放影研によると、調査対象となるのは1985年以降に血液の提供を受けた広島、長崎の約400家族、約1400人。そのうち被爆2世ら子供は約580人。同意を得られた人で実施する。
父母と子供を3人一組として変化を調査。その上で、親が高線量の放射線を被爆した子供と、それ以外の子供との間で比較する。
今回同定された変化が放射線によるものなのかどうかは判別できず、がんなど特定の病気との因果関係や罹患(りかん)率までは明らかにできないという。
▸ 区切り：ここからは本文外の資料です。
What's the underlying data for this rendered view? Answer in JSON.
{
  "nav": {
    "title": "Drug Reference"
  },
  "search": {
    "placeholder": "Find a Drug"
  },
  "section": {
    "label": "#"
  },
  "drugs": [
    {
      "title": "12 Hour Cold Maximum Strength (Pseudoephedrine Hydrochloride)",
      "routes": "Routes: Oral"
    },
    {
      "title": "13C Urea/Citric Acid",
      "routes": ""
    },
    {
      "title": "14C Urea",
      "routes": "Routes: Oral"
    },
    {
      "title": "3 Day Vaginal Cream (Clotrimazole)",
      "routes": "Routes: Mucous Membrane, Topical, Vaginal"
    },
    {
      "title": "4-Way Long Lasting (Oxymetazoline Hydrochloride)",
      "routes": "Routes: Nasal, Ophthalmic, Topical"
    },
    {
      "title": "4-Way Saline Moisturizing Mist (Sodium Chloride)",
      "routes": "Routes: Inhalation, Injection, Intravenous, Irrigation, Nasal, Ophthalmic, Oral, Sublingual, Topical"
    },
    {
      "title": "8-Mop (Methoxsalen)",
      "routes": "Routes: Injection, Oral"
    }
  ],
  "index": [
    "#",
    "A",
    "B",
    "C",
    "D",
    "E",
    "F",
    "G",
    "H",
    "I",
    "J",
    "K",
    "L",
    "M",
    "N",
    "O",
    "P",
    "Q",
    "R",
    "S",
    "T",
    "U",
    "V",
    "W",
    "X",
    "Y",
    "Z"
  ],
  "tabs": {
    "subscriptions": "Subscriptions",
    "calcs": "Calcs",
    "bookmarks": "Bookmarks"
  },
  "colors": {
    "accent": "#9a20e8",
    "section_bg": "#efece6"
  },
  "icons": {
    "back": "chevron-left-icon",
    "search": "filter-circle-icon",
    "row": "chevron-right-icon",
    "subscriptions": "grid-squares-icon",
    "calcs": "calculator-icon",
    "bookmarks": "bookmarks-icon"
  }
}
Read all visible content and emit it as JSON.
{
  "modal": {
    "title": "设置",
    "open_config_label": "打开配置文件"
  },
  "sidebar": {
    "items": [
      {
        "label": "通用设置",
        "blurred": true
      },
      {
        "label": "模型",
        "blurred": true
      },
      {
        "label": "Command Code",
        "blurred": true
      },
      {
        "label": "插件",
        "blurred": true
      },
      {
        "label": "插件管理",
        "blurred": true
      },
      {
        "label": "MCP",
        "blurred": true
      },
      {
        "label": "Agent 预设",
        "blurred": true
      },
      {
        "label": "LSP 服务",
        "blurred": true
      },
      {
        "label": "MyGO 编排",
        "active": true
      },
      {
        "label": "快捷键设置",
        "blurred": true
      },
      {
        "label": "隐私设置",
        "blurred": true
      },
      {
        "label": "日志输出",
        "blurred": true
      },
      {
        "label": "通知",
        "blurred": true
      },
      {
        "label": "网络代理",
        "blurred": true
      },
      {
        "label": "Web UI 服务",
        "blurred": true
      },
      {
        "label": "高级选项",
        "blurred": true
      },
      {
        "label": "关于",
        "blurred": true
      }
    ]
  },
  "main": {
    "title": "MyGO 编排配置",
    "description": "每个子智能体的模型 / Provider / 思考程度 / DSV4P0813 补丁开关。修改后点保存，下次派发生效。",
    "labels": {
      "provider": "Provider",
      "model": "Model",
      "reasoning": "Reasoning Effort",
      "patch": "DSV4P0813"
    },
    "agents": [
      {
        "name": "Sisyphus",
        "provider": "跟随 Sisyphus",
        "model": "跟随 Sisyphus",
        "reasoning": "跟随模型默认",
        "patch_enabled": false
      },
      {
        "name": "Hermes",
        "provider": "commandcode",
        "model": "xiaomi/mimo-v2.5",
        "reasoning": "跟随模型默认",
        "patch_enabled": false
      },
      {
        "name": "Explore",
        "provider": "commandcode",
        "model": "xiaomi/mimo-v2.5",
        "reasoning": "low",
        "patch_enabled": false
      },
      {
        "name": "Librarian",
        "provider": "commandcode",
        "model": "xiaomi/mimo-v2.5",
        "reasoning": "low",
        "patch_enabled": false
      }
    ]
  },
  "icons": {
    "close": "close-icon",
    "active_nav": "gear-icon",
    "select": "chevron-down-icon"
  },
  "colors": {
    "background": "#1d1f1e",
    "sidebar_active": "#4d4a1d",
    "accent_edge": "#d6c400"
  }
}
結果の公表は5年後を目指し、今後の遺伝的影響の研究基盤とする。
神谷研二理事長は、「DNAは究極的な個人情報だ。倫理的観点から適切に実施されるよう取り組む」と述べた。
被爆2世は被爆者援護法の対象外で、遺伝的影響を受けた可能性があるとして国に損害賠償を求める訴訟を起こしているが、退けられている。長崎訴訟は敗訴が確定。広島訴訟は「多数の研究者から支持されているとはいえない」などとして一、二審とも敗訴し、最高裁に上告している。